第5回毎月短歌、人間選者 高田月光さんによる選評の発表です。
(高田月光さんより発表原稿をお預かりして、短歌マガジンより発表させていただきます)
今回は、高田月光さんの好きな歌、という基準で選ばれたそうです。
高田月光の好きな歌
自由詠部門
深山睦美さん
ジャグリングしながらで良い、聞いてくれ、俺お前とは一緒になれない
ジャグリングに夢中になっている「お前」に、「俺」は一定の理解や譲歩を示しています。しかし「お前」は、「俺」の切り出した大事な話に関心がないように思えます。あるいは、こんな話を切り出されるとは思っていないのかもしれない。
わたしはジャグリングしてばかりで、一緒になれないと思いつめている人の気持ちをぜんぜん汲めていないのかもしれない、そうドキッとさせてくれたお歌です。
猫背の犬さん
マリオでも残機が×1(いち)になった日は眠れぬ夜を過ごすでしょうか
マリオの朗らかさや楽しいアクションは残機という概念があるからこそのものなのかもしれません。

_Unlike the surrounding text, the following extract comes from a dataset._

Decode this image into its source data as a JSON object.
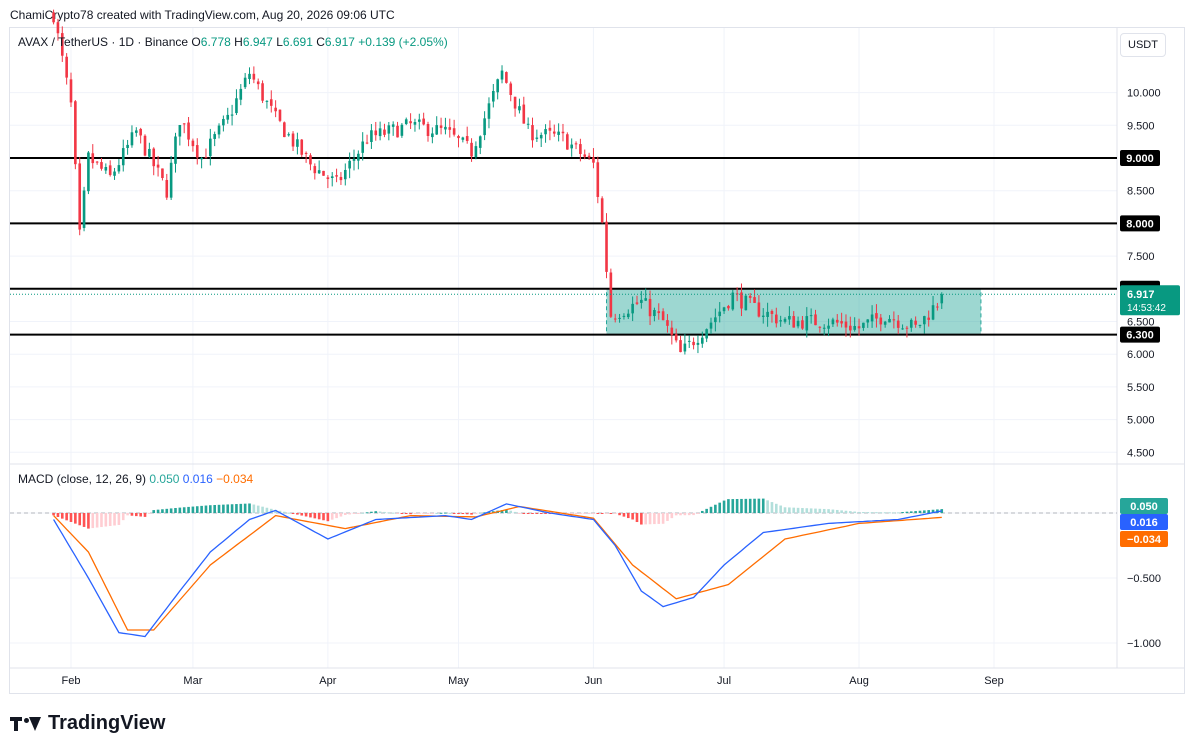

眠れなくなったマリオの姿から逆説的に、わたしたちは常に「残機が×1(いち)」の状態で生きていることを思い出してしまいます。安眠できた夜などはそんなことを忘れて、無限の残機を持っているかのように錯覚しながら生きているのかなと考えさせられました。
高田月光の好きな歌
テーマ詠「食」
遠藤ミサキさん
ふたりでも食物連鎖は発生しきみはたしかに捕食者だった
愛は惜しみなく奪うものという言葉があったと思うのですが、そのことを考えさせられる愛のお歌だなあと読みました。「きみ」を捕食者と認め命を差し出す主体と、主体のすべてを捉え、食らおうとする「きみ」の、どちらがほんとうの愛なのだろう。主体と「きみ」だけの閉ざされた、完結された関係性が素敵に見えてしまうお歌でした。
朝野陽々さん
言い訳を胸に秘めれば朝焼けに食べられそうな川沿いの道
後ろめたいことがあった朝の帰り道と読みました。言い訳を胸に匿うのは大人の強かさでもあり、少女の痛々しさでもあり、その主体のうえに夜と朝とのあわいを照らし出す朝焼けが広がっています。美しい朝焼けが大きく口をあけていて、胸の内から出せずにいる言い訳ごと自分を食べてしまうという主体の想像に、グッと惹きつけられるお歌でした
高田月光の好きな歌
11月自選部門
高原すいかさん
ここからは地球が救われてしまう展開だから面白くない
一緒に映画を観ている友達とかが隣でこんなことを呟きそうなリアルな語り口で、おかしみを誘います。主体が地球が救われて「しまう」ことを残念に思っていることに共感を覚える一方で、どこかひやりとした気持ちにもなる。地球が危機から救われる物語を観るたびに思い出すだろうお歌です。
水口夏さん
淋しくて左を向いて眠るとき右には何があったのだろう
眠るときに淋しい気持ちだったり、左を向いて眠る体勢であったりすることに共感を覚える人も多いのではないかと思います。その一方で「右には何があったのだろう」と考えることは、少し怖いような、淋しさが増幅されるような、不思議な問いかけです。非常に魅力的なお歌でした。